Snide or Insulting Comments
It would be a mistake to make snide or insulting comments at mediation, but those clients and attorneys in hotly contested disputes may find themselves saying things they would not normally say. Everyone involved in the mediation process must keep a professional demeanor. Personal insults can burn bridges or invite overly adversarial behavior in the future. Such comments typically stem from a lack of communication before the mediation.
For example, a personal injury client may be angered by what she perceives as a low-ball offer if she is not prepared for a low starting offer. A client who expects a low first offer and understands that the demands and offers will slowly move closer to a common number will be better equipped to avoid insulting those at the other end of the table.
Attorneys and clients alike should strive to use “I” or “we” language during mediations. Obviously the two sides will disagree about some of the underlying facts and how a potential jury will see the case. Still, using less accusatory language can communicate this difference of opinion without unnecessarily angering the other side.

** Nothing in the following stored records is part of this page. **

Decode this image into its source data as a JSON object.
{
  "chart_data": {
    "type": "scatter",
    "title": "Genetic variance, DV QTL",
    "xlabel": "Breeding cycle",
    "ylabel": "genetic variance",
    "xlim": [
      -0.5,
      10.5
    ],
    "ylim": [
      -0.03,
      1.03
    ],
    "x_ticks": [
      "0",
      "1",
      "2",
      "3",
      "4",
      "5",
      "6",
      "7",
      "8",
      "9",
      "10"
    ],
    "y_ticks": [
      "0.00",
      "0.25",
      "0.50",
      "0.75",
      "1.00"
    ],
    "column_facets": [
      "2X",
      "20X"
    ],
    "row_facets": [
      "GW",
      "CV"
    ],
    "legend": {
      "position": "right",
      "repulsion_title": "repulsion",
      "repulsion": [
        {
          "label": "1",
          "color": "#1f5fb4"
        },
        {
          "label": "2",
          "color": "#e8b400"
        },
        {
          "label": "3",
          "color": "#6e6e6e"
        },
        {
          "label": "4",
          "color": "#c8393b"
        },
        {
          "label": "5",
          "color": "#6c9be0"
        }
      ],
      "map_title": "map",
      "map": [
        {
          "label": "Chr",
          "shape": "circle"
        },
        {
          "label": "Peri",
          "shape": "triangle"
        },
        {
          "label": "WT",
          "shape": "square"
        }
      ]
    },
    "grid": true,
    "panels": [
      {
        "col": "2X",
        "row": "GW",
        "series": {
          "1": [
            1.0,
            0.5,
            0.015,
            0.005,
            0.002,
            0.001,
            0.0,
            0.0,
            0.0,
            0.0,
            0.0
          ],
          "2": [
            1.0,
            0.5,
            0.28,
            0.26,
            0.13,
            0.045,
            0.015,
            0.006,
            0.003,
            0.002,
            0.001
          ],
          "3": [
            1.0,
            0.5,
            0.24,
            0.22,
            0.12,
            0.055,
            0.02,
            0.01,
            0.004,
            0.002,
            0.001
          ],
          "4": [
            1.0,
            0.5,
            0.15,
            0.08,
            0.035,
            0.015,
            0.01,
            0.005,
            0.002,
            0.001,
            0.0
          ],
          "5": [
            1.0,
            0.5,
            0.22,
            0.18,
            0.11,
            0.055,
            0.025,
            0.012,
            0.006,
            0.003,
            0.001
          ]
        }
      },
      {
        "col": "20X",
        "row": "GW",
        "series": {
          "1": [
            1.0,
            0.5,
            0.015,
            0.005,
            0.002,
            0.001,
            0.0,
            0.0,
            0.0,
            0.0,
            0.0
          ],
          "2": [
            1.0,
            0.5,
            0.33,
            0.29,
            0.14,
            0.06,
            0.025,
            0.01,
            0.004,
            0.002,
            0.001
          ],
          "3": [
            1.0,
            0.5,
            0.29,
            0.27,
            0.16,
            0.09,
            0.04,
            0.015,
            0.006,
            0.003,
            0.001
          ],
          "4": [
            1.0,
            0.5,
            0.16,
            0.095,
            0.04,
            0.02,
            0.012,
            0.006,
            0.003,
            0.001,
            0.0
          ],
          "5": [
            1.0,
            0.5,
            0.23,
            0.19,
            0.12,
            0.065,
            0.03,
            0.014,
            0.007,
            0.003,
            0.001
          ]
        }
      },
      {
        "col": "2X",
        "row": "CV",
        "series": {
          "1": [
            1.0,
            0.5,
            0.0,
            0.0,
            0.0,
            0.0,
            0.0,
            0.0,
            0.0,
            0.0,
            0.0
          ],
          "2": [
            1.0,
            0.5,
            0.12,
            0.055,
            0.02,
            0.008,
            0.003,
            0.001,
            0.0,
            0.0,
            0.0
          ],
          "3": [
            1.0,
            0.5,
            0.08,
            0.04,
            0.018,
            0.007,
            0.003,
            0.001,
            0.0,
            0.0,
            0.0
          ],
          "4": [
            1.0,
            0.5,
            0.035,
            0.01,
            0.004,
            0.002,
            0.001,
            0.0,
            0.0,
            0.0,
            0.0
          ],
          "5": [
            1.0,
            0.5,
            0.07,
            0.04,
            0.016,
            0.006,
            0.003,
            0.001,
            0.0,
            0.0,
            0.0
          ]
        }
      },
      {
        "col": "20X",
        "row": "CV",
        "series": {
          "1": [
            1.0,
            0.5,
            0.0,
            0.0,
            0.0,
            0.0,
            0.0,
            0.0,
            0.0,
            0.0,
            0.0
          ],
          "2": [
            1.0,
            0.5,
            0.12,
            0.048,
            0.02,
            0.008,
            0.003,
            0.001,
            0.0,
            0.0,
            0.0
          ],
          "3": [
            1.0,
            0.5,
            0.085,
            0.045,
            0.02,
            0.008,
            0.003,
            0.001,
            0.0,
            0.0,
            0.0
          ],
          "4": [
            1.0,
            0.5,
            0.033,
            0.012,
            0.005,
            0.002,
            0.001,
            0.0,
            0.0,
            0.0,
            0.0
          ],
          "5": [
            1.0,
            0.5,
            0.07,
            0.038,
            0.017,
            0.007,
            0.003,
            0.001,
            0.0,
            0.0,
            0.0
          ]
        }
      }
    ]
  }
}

For example, an attorney representing a personal injury client could say, “We feel a jury will carefully consider your truck driver’s lack of sleep in the day leading up to the accident.” This measured statement communicates the point without using angry language like, “your truck driver couldn’t keep his eyes open and you know a jury will side with us!”
Mediations require cool heads to meet together in a good faith attempt to settle a disputed claim. Do not make one of the common mistakes occurring in mediations. Come prepared, use a professional tone at all times, and avoid needlessly angering the other side. Using these techniques can result in more fruitful mediations where both sides make concessions to end a legal dispute.